Les champignons sont des éléments essentiels des écosystèmes modernes en raison de leur rôle dans les cycles biologiques : en décomposant la matière organique, ils font en sorte que l’énergie et les substances nutritives peuvent être réutilisées. Dans l’histoire profonde de la Terre, ils pourraient avoir joué un rôle important dans la colonisation de la terre ferme et le succès ultérieur des plantes continentales. Malgré leur importance, l’archive fossile des champignons n’est pas très dense, car ils sont difficiles à préserver dans les roches.

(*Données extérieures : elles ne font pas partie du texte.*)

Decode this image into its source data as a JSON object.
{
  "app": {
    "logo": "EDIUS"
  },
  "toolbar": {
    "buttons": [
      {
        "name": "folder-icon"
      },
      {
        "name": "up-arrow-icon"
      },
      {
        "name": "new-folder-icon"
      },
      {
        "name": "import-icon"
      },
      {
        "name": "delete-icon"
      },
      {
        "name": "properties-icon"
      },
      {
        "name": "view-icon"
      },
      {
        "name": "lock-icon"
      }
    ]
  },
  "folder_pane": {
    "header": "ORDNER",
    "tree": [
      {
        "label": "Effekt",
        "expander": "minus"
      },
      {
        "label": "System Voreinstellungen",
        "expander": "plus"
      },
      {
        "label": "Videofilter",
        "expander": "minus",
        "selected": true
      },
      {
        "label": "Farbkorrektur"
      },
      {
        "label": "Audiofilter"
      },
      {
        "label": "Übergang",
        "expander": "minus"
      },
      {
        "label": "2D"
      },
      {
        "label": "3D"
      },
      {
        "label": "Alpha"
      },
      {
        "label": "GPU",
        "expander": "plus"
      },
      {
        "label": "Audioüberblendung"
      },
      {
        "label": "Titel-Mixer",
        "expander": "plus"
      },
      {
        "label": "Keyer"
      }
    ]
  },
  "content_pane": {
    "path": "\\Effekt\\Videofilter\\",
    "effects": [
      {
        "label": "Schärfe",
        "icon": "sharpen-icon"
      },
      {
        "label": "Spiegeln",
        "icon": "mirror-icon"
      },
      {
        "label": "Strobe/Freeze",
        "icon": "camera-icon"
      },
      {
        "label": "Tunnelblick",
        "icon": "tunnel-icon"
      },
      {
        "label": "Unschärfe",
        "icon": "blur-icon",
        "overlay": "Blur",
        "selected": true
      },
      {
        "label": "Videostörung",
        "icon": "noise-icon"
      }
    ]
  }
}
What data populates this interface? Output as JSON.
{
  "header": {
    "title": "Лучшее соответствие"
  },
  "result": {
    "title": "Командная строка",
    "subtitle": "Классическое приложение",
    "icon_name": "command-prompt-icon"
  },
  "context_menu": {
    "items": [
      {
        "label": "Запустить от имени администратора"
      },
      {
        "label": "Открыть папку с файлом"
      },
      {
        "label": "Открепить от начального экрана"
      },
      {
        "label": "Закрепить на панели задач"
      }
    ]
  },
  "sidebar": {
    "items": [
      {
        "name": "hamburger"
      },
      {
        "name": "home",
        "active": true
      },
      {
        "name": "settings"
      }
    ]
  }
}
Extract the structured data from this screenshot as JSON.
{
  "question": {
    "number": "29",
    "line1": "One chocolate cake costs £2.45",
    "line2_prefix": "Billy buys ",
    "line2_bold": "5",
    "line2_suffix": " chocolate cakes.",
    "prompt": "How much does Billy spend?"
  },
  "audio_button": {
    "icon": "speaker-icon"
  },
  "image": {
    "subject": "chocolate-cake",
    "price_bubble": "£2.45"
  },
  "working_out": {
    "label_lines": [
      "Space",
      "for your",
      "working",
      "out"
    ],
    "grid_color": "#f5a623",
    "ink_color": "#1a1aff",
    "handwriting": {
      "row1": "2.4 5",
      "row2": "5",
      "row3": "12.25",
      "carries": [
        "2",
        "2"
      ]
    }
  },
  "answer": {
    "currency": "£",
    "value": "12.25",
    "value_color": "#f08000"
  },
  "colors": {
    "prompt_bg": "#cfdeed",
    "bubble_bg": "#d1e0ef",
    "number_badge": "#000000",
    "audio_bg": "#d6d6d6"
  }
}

L’existence de champignons il y a un milliard d’années a des incidences profondes.

  1. L’assemblage de microfossiles contenant le champignon (présenté dans des publications antérieures par les mêmes chercheurs) laisse entendre qu’il existait, il y a un milliard d’années, un écosystème complexe d’eucaryotes hétérogènes et microscopiques, incluant des organismes qui réalisaient une photosynthèse, consommaient les cellules photosynthétiques ou dégradaient la matière organique (champignons), et même des microorganismes prédateurs. Le biote de la Terre a donc compris des organismes complexes et divers beaucoup plus tôt que l’on ne l’avait supposé auparavant.
     
  2. Les champignons et les animaux sont liés génétiquement (composant le groupe biologique appelé « opisthochonte ») et ont un ancêtre commun. L’existence de champignons il y a un milliard d’années indique que la séparation des deux lignées a eu lieu plus tôt dans l’histoire. Une sorte de protoanimal devait avoir existé avant ce temps, beaucoup plus tôt que l’apparition des fossiles animaux les plus âgés (650 millions d’années), et bien plus tôt que l’émergence de fossiles typiques des animaux (Phanérozoïque).
     
  3. La formation de Grassy Bay conserve des sédiments déposés dans un environnement estuarien, un endroit à la surface où la terre et la mer se rencontrent. Il est possible que le champignon fossile soit d’origine terrestre et non marine, laissant entendre qu’il pourrait y avoir eu un genre d’écosystème simple sur la terre ferme il y a un milliard d’années.